AOL Exec Goes AWOL: Short's Out, Initiative's In

  • by February 18, 2004
Interpublic Group of Cos.' Initiative Media managed to hold onto America Online's offline media account--estimated at more than $200 million--after a review process that began in November, AOL confirmed Tuesday. Initiative, the incumbent, competed against Aegis Group's Carat for the account. Publicis Groupe's Starcom bowed out of the review on Feb. 6, citing conflicts with its Disney business. Initiative will handle all media buying, planning, and strategy for Time Warner's AOL.

"We are very proud of the partnership we have with Time Warner. We have been and continue to be the agency for [Time Warner's] New Line, and we value that relationship. We went into the [AOL] pitch and gave it absolutely everything we had," said David Verklin, CEO-Carat, who was disappointed after losing the closely watched review. "We give a lot of credit to Initiative, because the track record for an incumbent in a mandated pitch is not very good. It's like 10-to-one. So, kudos to Alec Gerster and his team."

Initiative executives were not available for comment, but the media agency decision coincided with a shakeup in the brand management ranks at AOL--Len Short, AOL's flamboyant executive-VP of brand management, is out, the company confirmed. Short will continue to work for AOL on strategic projects, according to a spokeswoman. Reached by phone, Short referred calls to AOL officials.

Short's duties have been parsed to other marketing executives at AOL. Richard Taylor, who handles agency relationships, will now be responsible for brand advertising, promotions, media, and agency relationships as senior-VP, brand advertising and promotions. Derek Koenig, VP-advertising, will now report to Taylor. Mark Greatrex, who worked on brand architecture, is now executive-VP, marketing and brand development. Russ Natoce, senior-VP of brand management, will report to Greatrex.

Short, who came to AOL from E*Trade a little more than a year ago, was known as a cowboy who marched to his own drummer. During his tenure at AOL he helped shore up the brand, working toward a unified look and feel for its advertising. Short also called several reviews, and was known for keeping his creative options wide open. He retained smaller agencies for projects and consulting. One of his first moves was to part company with Interpublic's Gotham; Omnicom Group's BBDO, New York became AOL's agency of record for AOL 9.0, along with its sibling atmosphereBBDO. Both continue to work on AOL for broadband products and services; BBDO had no comment on Short's departure.

Short appointed Wieden & Kennedy, Portland, Ore., as AOL's agency for the corporate brand, then decided it would work on AOL TopSpeed (the latest commercials ran during the Super Bowl), leaving corporate branding work for later this year. A recently concluded interactive media review tapped Digitas, which had already been working with AOL, and retained atmosphereBBDO. That review was led by John Lane, with input from Short.

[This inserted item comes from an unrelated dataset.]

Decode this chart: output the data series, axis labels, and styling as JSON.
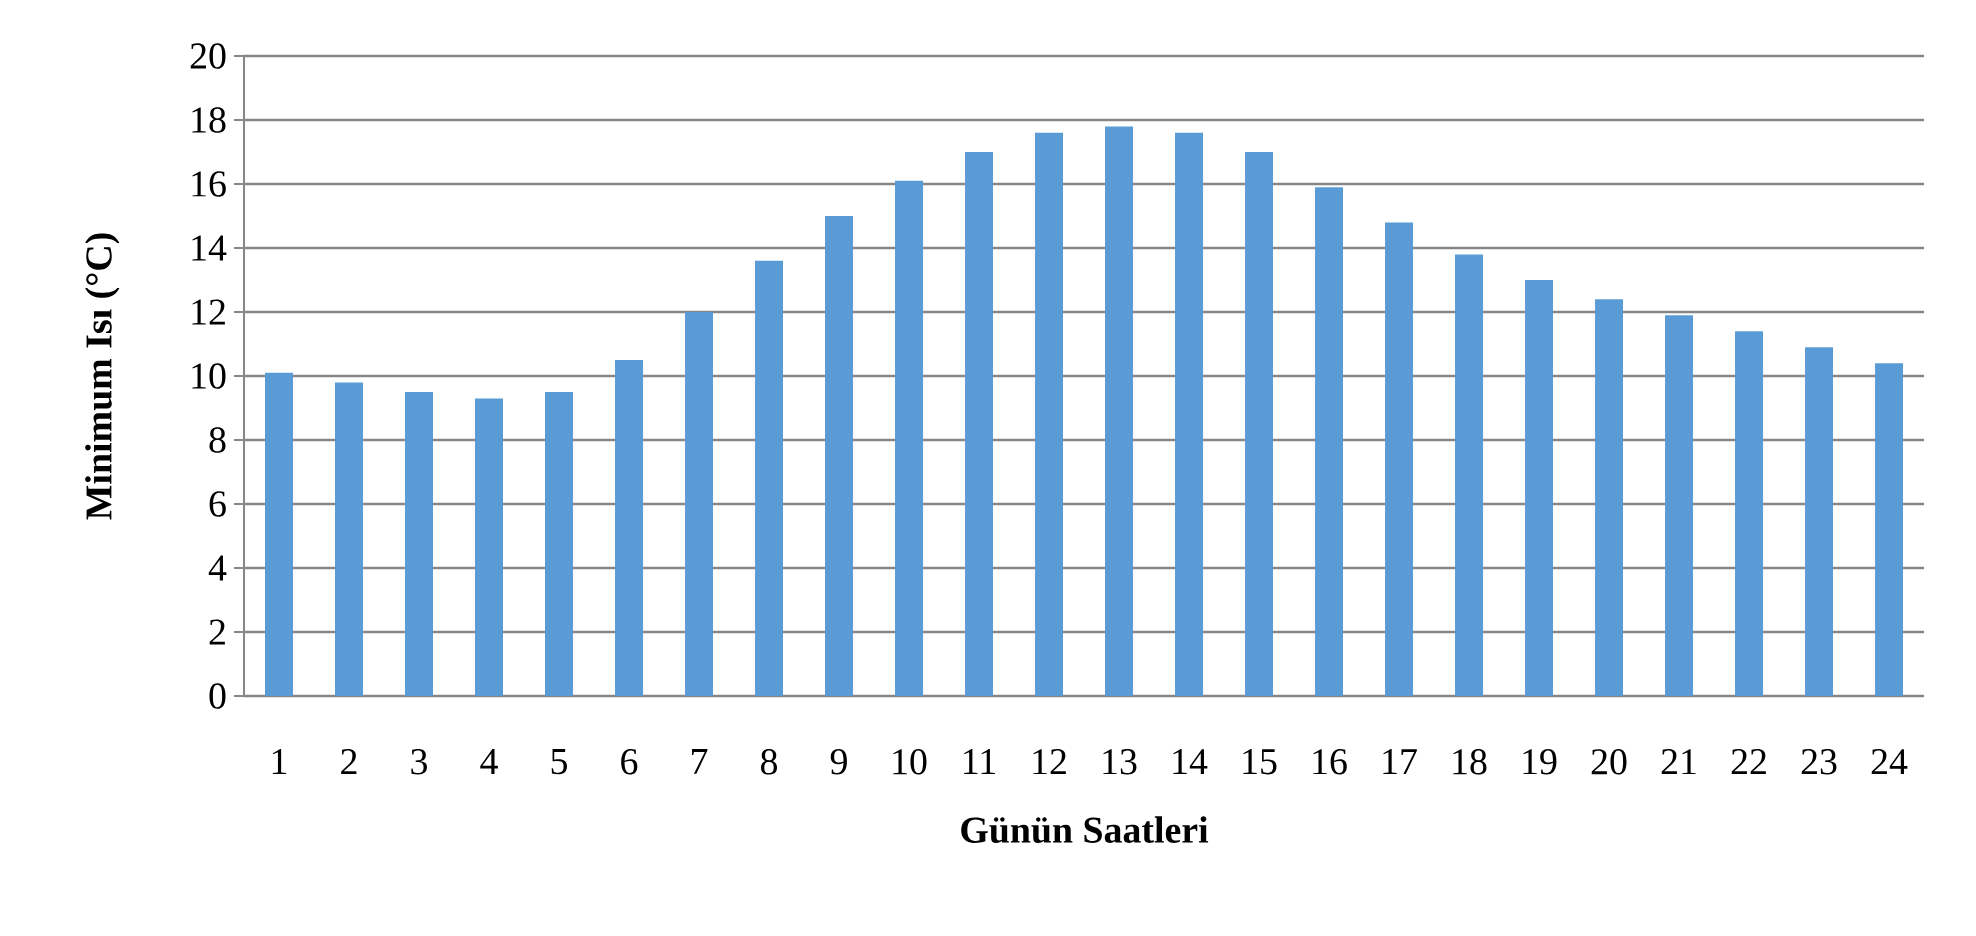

In an internal memo to employees, Joe Redling, AOL's chief marketing officer and Short's boss, said: "Len Short, who has portrayed extraordinary energy and skill in raising the bar on AOL's creative work and in laying the foundation for the revival of our brand, will be stepping back from his day- to-day operational responsibilities and oversight of AOL's advertising agency efforts."

Some AOL employees who worked with Short were apparently frustrated by his diffuse management style and turn-on-a-dime tactics, according to one source close to the matter. One example of those tactics: Short allegedly failed to preview final cuts of AOL's Super Bowl commercials created by Wieden & Kennedy, for key executives, according to an AOL employee. However, AOL said that Short is not being blamed for the Super Bowl halftime show flap.

-- Joe Mandese contributed to this story.